Wie sich ihr Leben im Krieg verändert habe, wird sie gefragt. "Ich habe abgenommen", antwortet sie und lacht dabei. Eine starke und lebensfrohe Frau steht vor den Kinotüren.
"Am Anfang war es schwer, weil mein Mann in den Krieg gegangen ist. Meine positive Einstellung habe ich mir aber nicht nehmen lassen", sagt sie der Deutschen Presse-Agentur. Vor zwei Wochen sei ihr Mann zurückgekehrt von der Front im Osten nahe der Stadt Bachmut, wo seit Monaten heftige Kämpfe toben.

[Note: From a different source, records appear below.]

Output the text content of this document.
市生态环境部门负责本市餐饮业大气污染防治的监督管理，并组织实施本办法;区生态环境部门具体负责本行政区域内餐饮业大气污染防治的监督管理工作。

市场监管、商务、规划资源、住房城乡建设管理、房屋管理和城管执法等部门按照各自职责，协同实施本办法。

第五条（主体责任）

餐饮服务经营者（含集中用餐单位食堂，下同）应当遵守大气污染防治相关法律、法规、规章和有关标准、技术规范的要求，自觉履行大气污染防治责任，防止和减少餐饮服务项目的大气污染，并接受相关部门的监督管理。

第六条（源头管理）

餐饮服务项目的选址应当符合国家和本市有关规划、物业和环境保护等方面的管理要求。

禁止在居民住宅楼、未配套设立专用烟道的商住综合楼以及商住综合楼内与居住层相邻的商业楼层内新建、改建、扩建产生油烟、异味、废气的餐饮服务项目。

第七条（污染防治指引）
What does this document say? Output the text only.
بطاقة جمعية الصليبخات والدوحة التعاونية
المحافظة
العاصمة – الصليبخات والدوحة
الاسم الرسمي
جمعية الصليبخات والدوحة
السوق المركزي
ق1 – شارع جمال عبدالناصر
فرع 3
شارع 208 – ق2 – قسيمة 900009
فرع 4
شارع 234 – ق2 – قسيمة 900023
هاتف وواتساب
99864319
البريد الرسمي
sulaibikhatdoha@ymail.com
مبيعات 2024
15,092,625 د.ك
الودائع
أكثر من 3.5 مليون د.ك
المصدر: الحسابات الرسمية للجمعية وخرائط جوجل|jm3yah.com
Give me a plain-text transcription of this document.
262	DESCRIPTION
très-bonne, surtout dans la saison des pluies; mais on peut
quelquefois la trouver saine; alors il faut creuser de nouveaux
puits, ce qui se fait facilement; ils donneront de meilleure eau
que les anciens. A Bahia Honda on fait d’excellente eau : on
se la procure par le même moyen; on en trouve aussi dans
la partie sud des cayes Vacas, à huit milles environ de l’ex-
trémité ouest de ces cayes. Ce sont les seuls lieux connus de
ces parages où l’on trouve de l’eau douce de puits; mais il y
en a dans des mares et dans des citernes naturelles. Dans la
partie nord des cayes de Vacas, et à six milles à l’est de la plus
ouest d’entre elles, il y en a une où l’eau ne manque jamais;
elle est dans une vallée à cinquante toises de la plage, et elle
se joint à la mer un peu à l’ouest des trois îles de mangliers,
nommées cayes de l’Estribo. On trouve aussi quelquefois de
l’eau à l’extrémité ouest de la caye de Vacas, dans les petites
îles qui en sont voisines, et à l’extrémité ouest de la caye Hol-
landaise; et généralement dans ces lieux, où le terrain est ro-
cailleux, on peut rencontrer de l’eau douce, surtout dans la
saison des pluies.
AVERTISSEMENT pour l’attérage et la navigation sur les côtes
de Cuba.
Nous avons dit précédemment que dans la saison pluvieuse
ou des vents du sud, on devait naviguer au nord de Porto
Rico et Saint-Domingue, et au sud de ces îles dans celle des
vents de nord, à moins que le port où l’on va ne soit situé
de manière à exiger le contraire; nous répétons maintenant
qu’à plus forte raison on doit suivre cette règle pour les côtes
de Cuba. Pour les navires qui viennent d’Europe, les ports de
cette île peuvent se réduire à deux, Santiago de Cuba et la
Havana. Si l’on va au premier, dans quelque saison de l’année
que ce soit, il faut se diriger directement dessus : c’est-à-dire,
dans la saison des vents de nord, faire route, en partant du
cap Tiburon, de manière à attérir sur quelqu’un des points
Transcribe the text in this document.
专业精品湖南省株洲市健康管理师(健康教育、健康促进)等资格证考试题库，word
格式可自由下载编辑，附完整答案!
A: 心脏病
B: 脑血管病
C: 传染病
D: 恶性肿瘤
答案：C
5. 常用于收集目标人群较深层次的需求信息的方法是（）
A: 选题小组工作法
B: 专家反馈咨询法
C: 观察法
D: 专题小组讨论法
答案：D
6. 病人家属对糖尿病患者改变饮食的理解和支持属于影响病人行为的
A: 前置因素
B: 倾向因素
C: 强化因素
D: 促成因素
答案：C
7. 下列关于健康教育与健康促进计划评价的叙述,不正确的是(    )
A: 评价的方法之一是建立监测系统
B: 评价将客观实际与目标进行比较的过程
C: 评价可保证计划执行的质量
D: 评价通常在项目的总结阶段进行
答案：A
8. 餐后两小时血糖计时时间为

Primakova ist erleichtert. Nun diene er nahe der Heimatstadt. "Ich hoffe, er bleibt auch dort." Lwiw (früher: Lemberg) ist bislang von größeren Kriegsschäden verschont geblieben.
Die einstündige Dokumentation begleitet Primakova in der Klinik, zu Hause mit ihrer Mutter, die wegen des Krieges viel weint. Aber auch betend in einer Kirche ist sie zu sehen.
Regisseur Gierstorfer möchte das Leben ukrainischer Zivilisten authentisch einfangen
Bewegend ist etwa die Szene, als ein Kind namens Wanja aus der lange umkämpften Stadt Mariupol in der Ostukraine eingeliefert wird mit einer Splitterverletzung am Rücken.
Ein anderer Junge hat bei einer Explosion schwerste Verletzungen erlitten. Nun kann er immerhin seine Zehe wieder bewegen. Welche seelischen Schäden er hat, lässt sich nur erahnen.
"Als ich das erste Mal rübergefahren bin, hatte ich sehr viel Angst", sagt Gierstorfer. "Man stellt sich vor, dass die Raketen auf einen niederhageln. Wenn man aber dort ist, dann wird alles ein Stück weit Normalität und dann verschwindet auch die Angst." Er habe nie Hass bei den Ukrainern gespürt, sondern "unglaublichen Zusammenhalt".
Ziel der Dokumentation sei es gewesen, die Normalität abzubilden, sagt der Regisseur der dpa. "Ich war nicht auf der Suche nach krassen Bildern und Geschichten. Ich wollte verstehen, wie die Zivilisten das erleben."
Primakova sagt, mit der Kamera habe sie kein Problem gehabt. Nur habe sie aufpassen müssen, nicht mehr so viel zu fluchen, sagt sie und lacht herzlich.
Was sie sich wünscht? "Ich möchte, dass die Ukraine gewinnt in diesem Krieg, wir wieder unseren Alltag zurückbekommen, die Kinder nicht mehr im Keller Zuflucht suchen müssen."